First banded as a juvenile in 2014, Baltimore has been tracked across more than 6,000 miles of travel between the East Coast and the subarctic of northern Canada.

Baltimore has certainly gotten around. After wintering last year on the Maryland and New Jersey coasts, he migrated north through the middle of Manhattan, perching at midnight on the roof of a skyscraper at One Penn Plaza. He spent several weeks riding ice floes on Lake Ontario, then traveled more than 1,300 miles farther north, along James Bay and Hudson Bay to the northern tip of the Ungava Peninsula in Quebec, just 300 miles below the Arctic Circle.

During the summer and early autumn last year, Baltimore wandered across tundra landscapes beside the Hudson Strait inhabited by caribou, polar bears and wolves. The owl remained there until Halloween night, when the shortening days and deepening cold of the subarctic winter pushed him south.

By Dec. 19, 2015, Baltimore had reached Amherst Island, a world-famous hotspot for northern owls along the Canadian shore of Lake Ontario, where he’s spent the rest of this winter—hunting ducks, eating meadow voles and delighting the hundreds of birders and photographers who come to Amherst each winter to see northern owls.

Baltimore, a typically pale and unmarked male snowy owl, just before his release on Assateague Island National Seashore, Maryland. Credit: Chris Hudson

In the coming weeks, Baltimore should head north again—perhaps to breed, since he may now be old enough to start a family (the age at which snowy owls begin nesting is unknown).

Baltimore is just one of more than 40 snowy owls Project SNOWstorm has tagged over the past three years, in 10 states from North Dakota to Maine. The team believes it is imperative to better understand the species’ winter ecology, because snowy owls breed in regions where climate change is occurring most quickly and dramatically—and because it is also now clear that the global snowy owl population was badly overestimated for many years. Recent estimates put the world population at just 30,000, barely a tenth of what had been believed.
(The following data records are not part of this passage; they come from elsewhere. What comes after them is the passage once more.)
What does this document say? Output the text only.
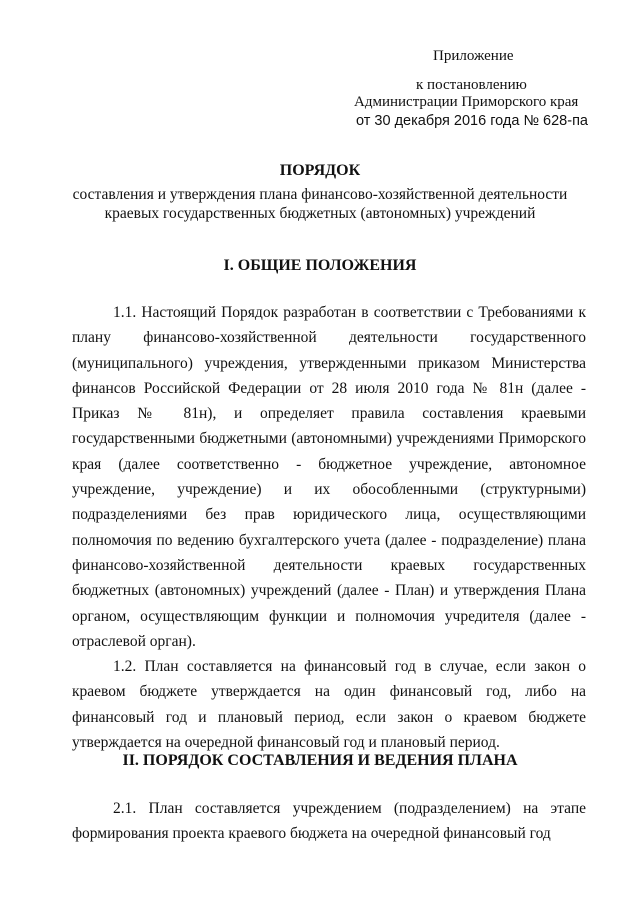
Приложение
к постановлению
Администрации Приморского края
от 30 декабря 2016 года № 628-па
ПОРЯДОК
составления и утверждения плана финансово-хозяйственной деятельности
краевых государственных бюджетных (автономных) учреждений
I. ОБЩИЕ ПОЛОЖЕНИЯ

1.1. Настоящий Порядок разработан в соответствии с Требованиями к плану финансово-хозяйственной деятельности государственного (муниципального) учреждения, утвержденными приказом Министерства финансов Российской Федерации от 28 июля 2010 года № 81н (далее - Приказ № 81н), и определяет правила составления краевыми государственными бюджетными (автономными) учреждениями Приморского края (далее соответственно - бюджетное учреждение, автономное учреждение, учреждение) и их обособленными (структурными) подразделениями без прав юридического лица, осуществляющими полномочия по ведению бухгалтерского учета (далее - подразделение) плана финансово-хозяйственной деятельности краевых государственных бюджетных (автономных) учреждений (далее - План) и утверждения Плана органом, осуществляющим функции и полномочия учредителя (далее - отраслевой орган).

1.2. План составляется на финансовый год в случае, если закон о краевом бюджете утверждается на один финансовый год, либо на финансовый год и плановый период, если закон о краевом бюджете утверждается на очередной финансовый год и плановый период.

II. ПОРЯДОК СОСТАВЛЕНИЯ И ВЕДЕНИЯ ПЛАНА

2.1. План составляется учреждением (подразделением) на этапе формирования проекта краевого бюджета на очередной финансовый год
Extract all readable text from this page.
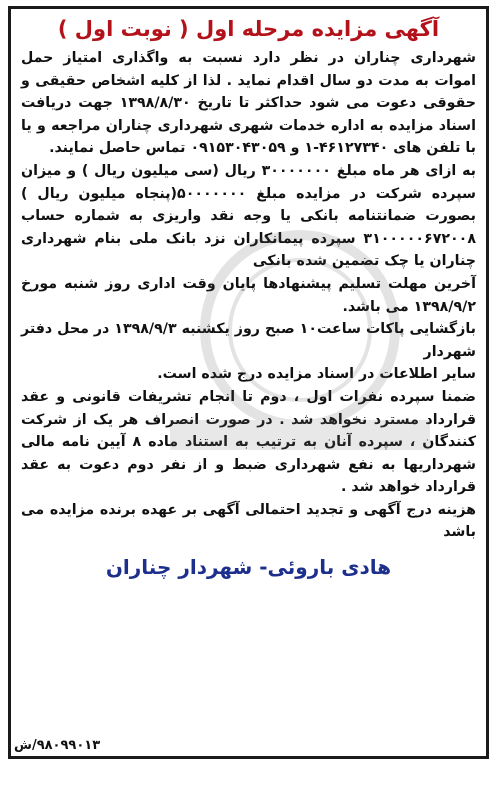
آگهی مزایده مرحله اول ( نوبت اول )

شهرداری چناران در نظر دارد نسبت به واگذاری امتیاز حمل اموات به مدت دو سال اقدام نماید . لذا از کلیه اشخاص حقیقی و حقوقی دعوت می شود حداکثر تا تاریخ ۱۳۹۸/۸/۳۰ جهت دریافت اسناد مزایده به اداره خدمات شهری شهرداری چناران مراجعه و یا با تلفن های ۴۶۱۲۷۳۴۰-۱ و ۰۹۱۵۳۰۴۳۰۵۹ تماس حاصل نمایند.

به ازای هر ماه مبلغ ۳۰۰۰۰۰۰۰ ریال (سی میلیون ریال ) و میزان سپرده شرکت در مزایده مبلغ ۵۰۰۰۰۰۰۰(پنجاه میلیون ریال ) بصورت ضمانتنامه بانکی یا وجه نقد واریزی به شماره حساب ۳۱۰۰۰۰۰۶۷۲۰۰۸ سپرده پیمانکاران نزد بانک ملی بنام شهرداری چناران یا چک تضمین شده بانکی

آخرین مهلت تسلیم پیشنهادها پایان وقت اداری روز شنبه مورخ ۱۳۹۸/۹/۲ می باشد.

بازگشایی پاکات ساعت۱۰ صبح روز یکشنبه ۱۳۹۸/۹/۳ در محل دفتر شهردار

سایر اطلاعات در اسناد مزایده درج شده است.

ضمنا سپرده نفرات اول ، دوم تا انجام تشریفات قانونی و عقد قرارداد مسترد نخواهد شد . در صورت انصراف هر یک از شرکت کنندگان ، سپرده آنان به ترتیب به استناد ماده ۸ آیین نامه مالی شهرداریها به نفع شهرداری ضبط و از نفر دوم دعوت به عقد قرارداد خواهد شد .

هزینه درج آگهی و تجدید احتمالی آگهی بر عهده برنده مزایده می باشد

هادی باروئی- شهردار چناران
۹۸۰۹۹۰۱۳/ش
Project SNOWstorm was founded in 2013, in the wake of the largest invasion of snowy owls into the East since the 1920s. All those involved donate their time and expertise, and the work is funded entirely by donations from the public, including contributions from birding and ornithological groups. (Baltimore’s $3,000 transmitter, for instance, was sponsored by the Baltimore Bird Club.)